Gold on the other hand deserves a closer look. Some of its luster is being lost due to the rise of Bitcoin. New record highs on the digital currency by the way. Many say this is to adoption, but I still think the rise in crypto’s is a move out of fiat currency front running the monetary policy coming down the line.

Gold gave us some hope with a close above 1860, and looked like it was going to break back above resistance. Nope. Got a fake out move instead even with the US Dollar dropping. The reason for the drop in Gold is due to covid vaccine and investors now moving out of risk off assets. People are not afraid anymore.

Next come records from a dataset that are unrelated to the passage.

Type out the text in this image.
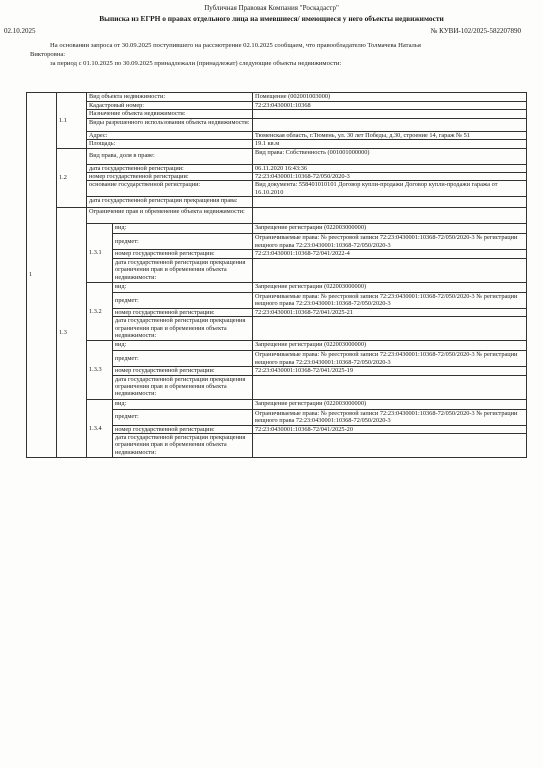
Публичная Правовая Компания "Роскадастр"
Выписка из ЕГРН о правах отдельного лица на имевшиеся/ имеющиеся у него объекты недвижимости
02.10.2025	№ КУВИ-102/2025-582207890

На основании запроса от 30.09.2025 поступившего на рассмотрение 02.10.2025 сообщаем, что правообладателю Толмачева Наталья

Викторовна:

за период с 01.10.2025 по 30.09.2025 принадлежали (принадлежат) следующие объекты недвижимости:

1	1.1	Вид объекта недвижимости:		Помещение (002001003000)
		Кадастровый номер:		72:23:0430001:10368
		Назначение объекта недвижимости:		
		Виды разрешенного использования объекта недвижимости:		
		Адрес:		Тюменская область, г.Тюмень, ул. 30 лет Победы, д.30, строение 14, гараж № 51
		Площадь:		19.1 кв.м
	1.2	Вид права, доля в праве:		Вид права: Собственность (001001000000)
		дата государственной регистрации:		06.11.2020 16:43:36
		номер государственной регистрации:		72:23:0430001:10368-72/050/2020-3
		основание государственной регистрации:		Вид документа: 558401010101 Договор купли-продажи Договор купли-продажи гаража от 16.10.2010
		дата государственной регистрации прекращения права:		
	1.3	Ограничение прав и обременение объекта недвижимости:		
		1.3.1	вид:	Запрещение регистрации (022003000000)
			предмет:	Ограничиваемые права: № реестровой записи 72:23:0430001:10368-72/050/2020-3 № регистрации вещного права 72:23:0430001:10368-72/050/2020-3
			номер государственной регистрации:	72:23:0430001:10368-72/041/2022-4
			дата государственной регистрации прекращения ограничения прав и обременения объекта недвижимости:	
		1.3.2	вид:	Запрещение регистрации (022003000000)
			предмет:	Ограничиваемые права: № реестровой записи 72:23:0430001:10368-72/050/2020-3 № регистрации вещного права 72:23:0430001:10368-72/050/2020-3
			номер государственной регистрации:	72:23:0430001:10368-72/041/2025-21
			дата государственной регистрации прекращения ограничения прав и обременения объекта недвижимости:	
		1.3.3	вид:	Запрещение регистрации (022003000000)
			предмет:	Ограничиваемые права: № реестровой записи 72:23:0430001:10368-72/050/2020-3 № регистрации вещного права 72:23:0430001:10368-72/050/2020-3
			номер государственной регистрации:	72:23:0430001:10368-72/041/2025-19
			дата государственной регистрации прекращения ограничения прав и обременения объекта недвижимости:	
		1.3.4	вид:	Запрещение регистрации (022003000000)
			предмет:	Ограничиваемые права: № реестровой записи 72:23:0430001:10368-72/050/2020-3 № регистрации вещного права 72:23:0430001:10368-72/050/2020-3
			номер государственной регистрации:	72:23:0430001:10368-72/041/2025-20
			дата государственной регистрации прекращения ограничения прав и обременения объекта недвижимости:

The chart of Gold is setting up nicely. Some would even say there is a cup and handle reversal pattern forming. The trigger? A close back above 1875. This could happen today after the Fed decision. Technically, we would also nullify the lower high, meaning that we are now in a new uptrend.

I still like Ray Dalio’s explanation on why one should be long Gold. In the classical economics school, Gold is a currency. In a world where all central banks will be racing to the bottom to devalue their currencies for inflation purposes, hard assets like Gold are ways to protect one’s purchasing power. Bitcoin falls in this category too, not as a hard asset, but it is a way out of fiat. The paper contracts do pose a problem because it allows metal prices to be manipulated. But go to your bullion dealer and you sometimes see line ups on down days for Silver and Gold.

 

Money printing and more cheap money cannot stop and will not stop. And more importantly, there is a currency war occurring among the central banks. The Fed could fight back against the ECB by following along and increasing their purchasing program: a tit for tat move. Central banks originally were created to become lenders of last resort. They are now morphing into some of the most powerful institutions in human history and becoming the buyers of last resort.